Monday 6 April 2015

Week 5, Reflection 4

Glogging Away!!

Hey there guys! So, who had fun doing this week's activities? I certainly did! Although I found Glogster was a little bit hard to use at first... I just couldn't figure it out! Thankfully, I'm a little bit technologically savvy and I like playing with these things, so I finally got the basics down-pat! Here is the link for you to have a little look at what I played with this week!

ICTs for Drama and Music Glog



As I said, I actually found Glogster a little hard to use at first, and once my free trial runs out... Holy Expensive!!! I hope I'm not the only one thinking this, maybe it's just me as a student teacher still trying to struggle to pay my way through uni, but I looked at those prices and almost fell over - and if I wasn't sitting down, I may well have done just that!

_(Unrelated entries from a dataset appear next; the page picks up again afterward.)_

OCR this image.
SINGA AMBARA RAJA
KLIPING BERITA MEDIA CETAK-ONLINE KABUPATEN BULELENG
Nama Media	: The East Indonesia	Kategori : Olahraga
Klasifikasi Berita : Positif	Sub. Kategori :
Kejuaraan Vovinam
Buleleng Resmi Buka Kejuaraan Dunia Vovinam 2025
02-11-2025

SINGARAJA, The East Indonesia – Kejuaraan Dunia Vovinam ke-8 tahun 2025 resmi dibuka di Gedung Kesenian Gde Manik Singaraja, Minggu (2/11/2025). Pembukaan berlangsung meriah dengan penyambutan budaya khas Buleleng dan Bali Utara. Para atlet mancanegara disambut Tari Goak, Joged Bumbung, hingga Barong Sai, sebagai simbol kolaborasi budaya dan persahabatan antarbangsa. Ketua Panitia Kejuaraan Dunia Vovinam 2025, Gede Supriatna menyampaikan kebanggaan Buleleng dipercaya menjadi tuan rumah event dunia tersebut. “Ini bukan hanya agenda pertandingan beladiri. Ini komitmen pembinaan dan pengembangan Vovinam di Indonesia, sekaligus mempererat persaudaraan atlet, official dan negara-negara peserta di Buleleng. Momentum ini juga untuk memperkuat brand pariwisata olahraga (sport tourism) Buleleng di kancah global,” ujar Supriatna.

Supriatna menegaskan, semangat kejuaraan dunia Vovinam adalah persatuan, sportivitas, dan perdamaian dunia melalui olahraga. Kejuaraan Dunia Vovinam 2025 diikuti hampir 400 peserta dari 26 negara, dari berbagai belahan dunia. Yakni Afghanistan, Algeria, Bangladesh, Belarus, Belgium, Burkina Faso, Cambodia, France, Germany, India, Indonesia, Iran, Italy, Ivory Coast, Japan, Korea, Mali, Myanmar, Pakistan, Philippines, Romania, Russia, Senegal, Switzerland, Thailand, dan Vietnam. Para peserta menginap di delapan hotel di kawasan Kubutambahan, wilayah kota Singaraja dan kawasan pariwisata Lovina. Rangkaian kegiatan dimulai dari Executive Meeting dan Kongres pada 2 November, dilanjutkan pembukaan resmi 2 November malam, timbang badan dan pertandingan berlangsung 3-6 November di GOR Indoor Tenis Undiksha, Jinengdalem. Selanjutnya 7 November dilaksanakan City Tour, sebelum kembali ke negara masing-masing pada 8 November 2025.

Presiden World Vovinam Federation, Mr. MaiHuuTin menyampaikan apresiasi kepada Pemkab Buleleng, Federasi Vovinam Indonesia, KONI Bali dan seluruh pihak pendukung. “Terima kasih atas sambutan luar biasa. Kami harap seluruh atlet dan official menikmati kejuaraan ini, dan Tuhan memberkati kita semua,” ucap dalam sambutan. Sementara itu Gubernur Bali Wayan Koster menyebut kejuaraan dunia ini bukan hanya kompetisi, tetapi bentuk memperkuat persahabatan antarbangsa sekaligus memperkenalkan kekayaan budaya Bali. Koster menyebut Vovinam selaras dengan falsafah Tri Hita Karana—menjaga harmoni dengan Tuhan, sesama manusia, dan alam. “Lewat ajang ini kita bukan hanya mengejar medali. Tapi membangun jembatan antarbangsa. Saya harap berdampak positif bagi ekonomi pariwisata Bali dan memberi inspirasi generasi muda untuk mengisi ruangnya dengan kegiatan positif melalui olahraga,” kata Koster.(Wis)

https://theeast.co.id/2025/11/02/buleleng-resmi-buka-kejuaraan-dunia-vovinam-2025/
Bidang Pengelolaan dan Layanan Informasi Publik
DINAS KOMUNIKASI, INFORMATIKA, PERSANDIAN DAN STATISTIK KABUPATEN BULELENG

After I got used to the program though, I quite like it! It's a lot more fun to create funky looking pages, and it's all there for you in the one place. 


The above statement refers to the ridiculously old, outdated - but still sometimes useful, I guess - Microsoft Powerpoint! I've been creating slideshows on Powerpoint since I was in primary school (all those many moons ago!) and to be quite honest with you, there's not much that's new and exciting about it. While powerpoint is great for lectures at university, where people are there for themselves to learn specific coursework - if you are trying to stimulate an overactive, easily distracted mind, you're definitely going the wrong way about it. It's nothing they haven't seen before, too many times, and to be quite frank with you, it will be plain old boring for a teenager who has an almost limitless range of technology and exciting new games and software available to them. Sorry Microsoft... Time to come up with something new. You're putting us to sleep.

 

Prezi is quite a fun software to play with also, and while it wasn't new to me, it still gave me more to play with than Powerpoint did. I very much prefer Glogster as a fun and interactive tool for students to create their own Glog each, whether for assessment or homework purposes. It is handy that you can upload the Digital Video that you've worked on previously for assessment - or from the year before and on the same page, post another video to compare to the previous one, write a little bit of feedback, post some cool pictures, make it look interesting and exciting, and still have EVERYTHING right there on the ONE PAGE ! There's no "next slide", "previous slide", "Back 5 slides", "whoops, that's in the wrong order", "where did that sound effect come from!?". It's all there, right where you can see it, in a fun and different sort of format.

I personally think that Glogster would be a fun way for Junior drama classes to make a subject like Shakespeare a little bit more enjoyable. By taking a classic Shakespearean piece and adding it to a Glog, then including some "real world" translations that have helped them understand what they are reading, what the students themselves thought it meant originally?, maybe a short video clip of them, a YouTube preview from the Blockbuster movie we all know exists, or a voice recording of the student. It takes something that a teenager might originally find quite dull (even though we drama teachers know very well, it is not!), and puts a modern twist on it that will HOPEFULLY make it more enjoyable for them!



My only tip... Make sure you know what you're doing with the program before you try and get your students to work it. It will be much more beneficial to them if you can give them a step-by-step example of how to add photos, videos, text etc! It will also make it a much faster process!